I learnt that Kalman, the young man who provided the chairs, moved at the height of the Corona pandemic into the next door building with his kallah right after their wedding. Another man shared a few words about his mother. A widow for many years, she shared her yahrzeit with David HaMelech and the Baal Shem Tov and now her son could honor her accordingly. I learnt that it is possible to make a Kiddush in accordance with Covid guidelines. Individually wrapped candy and small packets of chips for the few children present and tall kebab sticks holding delicious herring at a safe distance from the crackers. Pre-cut individual servings of cake and kugel. Gloves for men to pour schnapps from a generous but not overtly stocked liquor supply. Trash cans were also provided. Understated, proportional simplicity.

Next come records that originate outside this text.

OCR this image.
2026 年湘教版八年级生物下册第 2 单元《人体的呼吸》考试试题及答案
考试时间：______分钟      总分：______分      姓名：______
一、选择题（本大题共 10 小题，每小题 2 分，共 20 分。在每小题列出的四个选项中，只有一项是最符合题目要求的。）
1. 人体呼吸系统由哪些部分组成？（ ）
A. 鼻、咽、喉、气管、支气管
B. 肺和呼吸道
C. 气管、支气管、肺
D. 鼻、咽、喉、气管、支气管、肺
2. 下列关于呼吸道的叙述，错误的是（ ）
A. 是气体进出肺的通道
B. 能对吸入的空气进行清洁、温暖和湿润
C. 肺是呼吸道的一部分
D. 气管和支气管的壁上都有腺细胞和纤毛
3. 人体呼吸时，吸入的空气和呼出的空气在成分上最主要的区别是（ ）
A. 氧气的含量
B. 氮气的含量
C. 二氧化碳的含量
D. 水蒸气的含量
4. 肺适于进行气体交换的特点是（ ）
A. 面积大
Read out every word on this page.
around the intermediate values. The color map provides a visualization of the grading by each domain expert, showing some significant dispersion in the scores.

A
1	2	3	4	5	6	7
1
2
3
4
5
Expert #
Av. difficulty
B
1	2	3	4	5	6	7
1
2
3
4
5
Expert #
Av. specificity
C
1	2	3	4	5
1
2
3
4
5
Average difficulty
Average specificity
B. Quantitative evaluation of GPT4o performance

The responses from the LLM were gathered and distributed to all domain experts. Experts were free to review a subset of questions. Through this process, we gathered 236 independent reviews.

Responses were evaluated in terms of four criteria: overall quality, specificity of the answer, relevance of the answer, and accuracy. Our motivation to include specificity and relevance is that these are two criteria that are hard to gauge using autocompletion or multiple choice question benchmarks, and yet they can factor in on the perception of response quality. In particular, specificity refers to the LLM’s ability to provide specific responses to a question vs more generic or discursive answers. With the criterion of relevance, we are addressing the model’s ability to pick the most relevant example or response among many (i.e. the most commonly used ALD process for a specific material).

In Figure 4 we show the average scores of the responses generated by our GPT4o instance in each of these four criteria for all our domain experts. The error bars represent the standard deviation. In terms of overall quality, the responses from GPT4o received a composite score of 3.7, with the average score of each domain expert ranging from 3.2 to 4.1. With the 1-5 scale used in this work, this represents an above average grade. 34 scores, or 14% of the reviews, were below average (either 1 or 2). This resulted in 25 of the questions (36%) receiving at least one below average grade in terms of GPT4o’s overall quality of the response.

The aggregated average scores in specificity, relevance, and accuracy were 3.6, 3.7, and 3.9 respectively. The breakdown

More importantly, Esther’s husband spoke and said that even though everyone had lived in close proximity for a long time, until Covid, they had all run to their own daily minyanim, practiced their own minhagim, their own nusach and most certainly to pray with their own kind. I saw the casual clad sabra in his blue shirt and khaki dockers. I saw the Chabadnik from Ashdod. I saw the guy with his white silk kippa. I saw the men in their dark suits still wrapped in talleisim. I saw Kalman – the chatan with his kippa sruga and I saw the Yemenite with his thick woolen knitted kippa in varying shades of blue. I saw adorable children with masks and I saw respect and a closeness for each and every person.
This wasn’t just an ‘outdoor’ minyan for the sake of a minyan. This was a quorum of handpicked men and their supportive wives coming together to pray to our G-d. A Covid minyan – perhaps. A Kavod minyan – definitely.
Honor to our fellow men irrespective of their nusach. Honor to our neighbors because they count, not just the ‘ignorant guy’ who lives next door. “What does he know?”
This minyan was orchestrated entirely by Hashem. It was the Sheva Brachos for Kalman, a celebration of Gila, Rina, Ditza V’Chedva – song, delight, love and brotherhood. It was the Sheva Brachot for our Jewish people the day after Shavuot and I was honored to be a part of it.